Remember the sights of people were buying packages upon packages of toilet paper because of COVID-19 panic? Well, the Windsor mayor compared Donald Trump keeping N95 masks in the U.S. to people hoarding toilet paper. That paints a hilarious picture.

On April 4, Drew Dilkens, the mayor of Windsor, spoke to CBC News about the situation surrounding exporting masks from the U.S. to Canada.

During the conversation with Power & Politics host Vassy Kapelos, Dilkens bluntly addressed the U.S. President's decision to tell a manufacturer to not export N95 masks to Canada.

"Trump's behaviour here is not dissimilar to all those people who were hoarding toilet paper. It just has the power to be much more dangerous and much more deadly," Dilkens said.

He noted that 2,000 to 3,000 people cross the border from Windsor to Detroit every day to work in hospitals and health care facilities there.

"If there's some sort of further restriction, if this relationship becomes more difficult because of what I would classify as an inhumane type decision, certainly an immoral decision, you will have entire hospitals in Detroit that have to close down," he said.

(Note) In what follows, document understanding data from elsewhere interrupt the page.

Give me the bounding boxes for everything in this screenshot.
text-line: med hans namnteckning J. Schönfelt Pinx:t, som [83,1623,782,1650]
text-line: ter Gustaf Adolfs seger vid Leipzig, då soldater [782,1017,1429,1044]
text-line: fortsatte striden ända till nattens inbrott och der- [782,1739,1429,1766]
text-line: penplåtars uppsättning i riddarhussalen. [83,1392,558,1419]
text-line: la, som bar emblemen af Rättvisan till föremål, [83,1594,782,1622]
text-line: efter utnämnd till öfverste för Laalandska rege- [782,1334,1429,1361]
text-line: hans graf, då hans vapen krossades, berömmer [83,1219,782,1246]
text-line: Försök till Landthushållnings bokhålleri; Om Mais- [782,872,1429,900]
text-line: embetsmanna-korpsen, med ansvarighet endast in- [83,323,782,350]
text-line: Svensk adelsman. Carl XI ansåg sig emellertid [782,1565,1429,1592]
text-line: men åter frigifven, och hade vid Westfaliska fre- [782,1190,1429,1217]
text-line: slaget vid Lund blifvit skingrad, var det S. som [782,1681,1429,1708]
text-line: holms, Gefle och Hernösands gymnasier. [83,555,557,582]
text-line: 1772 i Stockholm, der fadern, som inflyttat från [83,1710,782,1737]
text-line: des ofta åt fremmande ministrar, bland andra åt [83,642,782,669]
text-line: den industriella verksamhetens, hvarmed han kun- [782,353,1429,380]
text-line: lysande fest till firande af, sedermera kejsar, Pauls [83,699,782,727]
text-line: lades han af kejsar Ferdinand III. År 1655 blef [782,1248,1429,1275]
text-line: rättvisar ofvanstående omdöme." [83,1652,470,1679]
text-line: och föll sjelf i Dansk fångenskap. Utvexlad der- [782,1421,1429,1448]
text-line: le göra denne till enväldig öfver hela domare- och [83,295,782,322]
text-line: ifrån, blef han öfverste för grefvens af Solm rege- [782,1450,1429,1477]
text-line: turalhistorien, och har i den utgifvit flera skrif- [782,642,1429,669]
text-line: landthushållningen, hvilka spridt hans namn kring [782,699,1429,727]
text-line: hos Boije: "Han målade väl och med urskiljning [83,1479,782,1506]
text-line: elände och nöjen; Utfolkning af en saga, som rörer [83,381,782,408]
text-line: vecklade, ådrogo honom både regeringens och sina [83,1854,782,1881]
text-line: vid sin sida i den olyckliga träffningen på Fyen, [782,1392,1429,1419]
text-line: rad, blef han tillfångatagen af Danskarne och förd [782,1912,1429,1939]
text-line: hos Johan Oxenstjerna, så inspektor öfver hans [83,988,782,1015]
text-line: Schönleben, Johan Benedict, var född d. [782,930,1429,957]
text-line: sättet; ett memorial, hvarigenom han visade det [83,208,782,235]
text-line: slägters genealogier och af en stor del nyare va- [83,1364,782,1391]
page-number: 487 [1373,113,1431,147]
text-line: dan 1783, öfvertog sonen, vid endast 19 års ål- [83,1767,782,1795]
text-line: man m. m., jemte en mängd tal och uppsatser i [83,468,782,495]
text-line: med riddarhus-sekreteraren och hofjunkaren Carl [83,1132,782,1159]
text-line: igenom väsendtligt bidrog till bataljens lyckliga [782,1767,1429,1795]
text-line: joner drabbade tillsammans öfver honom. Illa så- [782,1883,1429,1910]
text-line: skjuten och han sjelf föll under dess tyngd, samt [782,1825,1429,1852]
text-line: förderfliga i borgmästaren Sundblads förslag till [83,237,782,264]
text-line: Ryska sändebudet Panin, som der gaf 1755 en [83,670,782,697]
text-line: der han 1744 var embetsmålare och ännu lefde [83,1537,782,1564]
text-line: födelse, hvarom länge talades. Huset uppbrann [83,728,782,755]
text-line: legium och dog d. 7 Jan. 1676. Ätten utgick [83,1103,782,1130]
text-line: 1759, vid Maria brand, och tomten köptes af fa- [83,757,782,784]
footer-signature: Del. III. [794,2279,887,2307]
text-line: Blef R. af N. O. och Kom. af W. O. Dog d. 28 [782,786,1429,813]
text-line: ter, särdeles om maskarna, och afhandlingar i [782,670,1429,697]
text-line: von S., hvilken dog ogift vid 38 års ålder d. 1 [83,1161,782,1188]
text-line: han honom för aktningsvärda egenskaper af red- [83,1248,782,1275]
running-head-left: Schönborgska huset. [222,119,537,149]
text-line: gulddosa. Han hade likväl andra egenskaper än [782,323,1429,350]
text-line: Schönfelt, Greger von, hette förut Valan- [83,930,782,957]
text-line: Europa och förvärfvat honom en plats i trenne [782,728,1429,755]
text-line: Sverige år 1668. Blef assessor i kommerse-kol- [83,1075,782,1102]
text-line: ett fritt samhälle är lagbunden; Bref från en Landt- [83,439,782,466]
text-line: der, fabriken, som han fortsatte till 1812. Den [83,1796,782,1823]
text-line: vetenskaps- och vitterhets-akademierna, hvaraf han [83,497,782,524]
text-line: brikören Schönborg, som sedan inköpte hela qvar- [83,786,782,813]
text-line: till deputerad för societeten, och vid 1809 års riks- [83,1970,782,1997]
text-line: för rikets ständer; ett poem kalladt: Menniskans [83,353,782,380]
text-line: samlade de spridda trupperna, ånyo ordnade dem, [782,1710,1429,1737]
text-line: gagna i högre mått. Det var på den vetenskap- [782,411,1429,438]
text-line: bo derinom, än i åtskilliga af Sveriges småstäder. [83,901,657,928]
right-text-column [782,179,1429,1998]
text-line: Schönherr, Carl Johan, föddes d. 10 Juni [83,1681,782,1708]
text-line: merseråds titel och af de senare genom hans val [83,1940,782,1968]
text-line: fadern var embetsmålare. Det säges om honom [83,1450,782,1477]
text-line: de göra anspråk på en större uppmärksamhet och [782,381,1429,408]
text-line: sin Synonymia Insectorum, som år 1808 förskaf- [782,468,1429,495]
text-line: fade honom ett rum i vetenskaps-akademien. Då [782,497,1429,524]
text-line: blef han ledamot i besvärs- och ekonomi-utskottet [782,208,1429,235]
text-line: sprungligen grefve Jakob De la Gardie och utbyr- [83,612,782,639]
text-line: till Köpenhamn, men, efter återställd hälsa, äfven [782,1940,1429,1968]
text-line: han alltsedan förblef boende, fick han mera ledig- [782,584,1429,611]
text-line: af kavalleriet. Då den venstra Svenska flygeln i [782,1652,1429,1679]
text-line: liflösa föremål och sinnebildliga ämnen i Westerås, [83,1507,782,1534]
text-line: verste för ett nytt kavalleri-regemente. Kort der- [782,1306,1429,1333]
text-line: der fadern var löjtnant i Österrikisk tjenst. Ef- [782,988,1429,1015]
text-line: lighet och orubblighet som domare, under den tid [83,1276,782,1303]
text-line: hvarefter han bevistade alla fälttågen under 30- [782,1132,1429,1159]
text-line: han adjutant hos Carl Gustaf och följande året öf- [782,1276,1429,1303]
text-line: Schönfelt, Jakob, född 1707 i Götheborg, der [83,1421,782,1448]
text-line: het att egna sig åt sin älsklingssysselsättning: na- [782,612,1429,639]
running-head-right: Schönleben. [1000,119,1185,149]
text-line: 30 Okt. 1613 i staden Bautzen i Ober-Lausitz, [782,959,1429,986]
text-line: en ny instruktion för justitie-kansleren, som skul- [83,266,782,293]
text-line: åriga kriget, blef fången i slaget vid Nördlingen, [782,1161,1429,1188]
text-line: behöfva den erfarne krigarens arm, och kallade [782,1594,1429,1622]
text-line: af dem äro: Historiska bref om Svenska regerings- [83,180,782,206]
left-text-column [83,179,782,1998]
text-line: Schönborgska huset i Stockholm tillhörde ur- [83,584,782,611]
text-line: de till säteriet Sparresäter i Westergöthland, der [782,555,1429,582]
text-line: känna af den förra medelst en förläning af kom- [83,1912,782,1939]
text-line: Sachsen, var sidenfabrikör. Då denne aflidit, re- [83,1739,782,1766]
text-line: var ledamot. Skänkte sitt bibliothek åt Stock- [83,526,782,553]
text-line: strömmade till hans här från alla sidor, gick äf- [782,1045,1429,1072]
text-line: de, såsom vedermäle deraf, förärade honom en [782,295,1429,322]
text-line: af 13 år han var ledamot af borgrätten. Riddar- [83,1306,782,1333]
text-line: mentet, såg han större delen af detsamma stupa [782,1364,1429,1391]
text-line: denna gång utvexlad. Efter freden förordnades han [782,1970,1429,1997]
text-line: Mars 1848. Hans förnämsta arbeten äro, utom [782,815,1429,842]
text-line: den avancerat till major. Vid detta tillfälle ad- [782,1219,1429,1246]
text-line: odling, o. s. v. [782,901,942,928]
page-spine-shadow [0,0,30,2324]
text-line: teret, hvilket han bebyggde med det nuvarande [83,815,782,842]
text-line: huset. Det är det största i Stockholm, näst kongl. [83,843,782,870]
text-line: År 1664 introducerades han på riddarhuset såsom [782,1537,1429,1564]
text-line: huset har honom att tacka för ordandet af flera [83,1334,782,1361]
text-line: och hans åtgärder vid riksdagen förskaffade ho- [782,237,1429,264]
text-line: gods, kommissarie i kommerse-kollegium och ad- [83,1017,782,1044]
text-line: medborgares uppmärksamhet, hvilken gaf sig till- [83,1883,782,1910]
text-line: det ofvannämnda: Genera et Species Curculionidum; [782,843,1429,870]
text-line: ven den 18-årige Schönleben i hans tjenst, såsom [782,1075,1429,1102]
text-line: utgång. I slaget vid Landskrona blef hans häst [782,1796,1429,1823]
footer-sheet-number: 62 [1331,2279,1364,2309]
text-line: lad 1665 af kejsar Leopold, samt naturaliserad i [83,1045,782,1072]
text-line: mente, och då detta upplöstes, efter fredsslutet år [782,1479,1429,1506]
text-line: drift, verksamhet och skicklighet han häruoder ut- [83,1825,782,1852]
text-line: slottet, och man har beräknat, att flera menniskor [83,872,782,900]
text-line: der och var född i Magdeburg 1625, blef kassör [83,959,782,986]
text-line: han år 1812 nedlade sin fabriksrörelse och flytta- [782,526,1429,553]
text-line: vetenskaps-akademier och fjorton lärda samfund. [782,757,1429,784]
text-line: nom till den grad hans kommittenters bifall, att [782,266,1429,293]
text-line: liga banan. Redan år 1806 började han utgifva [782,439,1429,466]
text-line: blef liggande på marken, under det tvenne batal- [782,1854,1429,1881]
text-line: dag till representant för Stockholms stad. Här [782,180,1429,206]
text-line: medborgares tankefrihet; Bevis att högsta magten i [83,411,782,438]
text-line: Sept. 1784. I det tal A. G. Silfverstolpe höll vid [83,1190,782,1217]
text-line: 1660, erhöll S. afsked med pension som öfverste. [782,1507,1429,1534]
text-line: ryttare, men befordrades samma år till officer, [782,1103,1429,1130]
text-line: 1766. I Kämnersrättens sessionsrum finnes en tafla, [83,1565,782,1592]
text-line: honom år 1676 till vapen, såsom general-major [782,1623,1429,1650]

Dilkens has spoken with the mayor of Detroit and with CEOs of hospitals there as well about this situation and noted that they all have good relationships with each other.

"The game that's being played is deadly and dangerous," he also said.

Dilkens, who didn't have the kindest of words for Trump, had some nice things to say about Trudeau.

"I'm glad to see the Prime Minister saying that he's going to continue to make sure that Canada does what's right in the circumstances and make sure we don't show and demonstrate that same type of behaviour that we're getting," he said.

He also mentioned that Trudeau is showing a lot of constraint and great leadership during such an important time.

Earlier in the day, Trudeau said in a press conference that "the U.S. will be hurting itself" just as Canada will be hurting if the flow of goods and services across the border is interrupted.

The Prime Minister is also going to be talking with Trump in the coming days as the two governments continue with conversations about this issue.

Trump's administration previously told 3M to stop exporting N95 masks to Canada and instead keep them in America.

The manufacturer said that there would be "significant humanitarian implications of ceasing respirator supplies to healthcare workers in Canada" because they are a critical supplier of those respirators.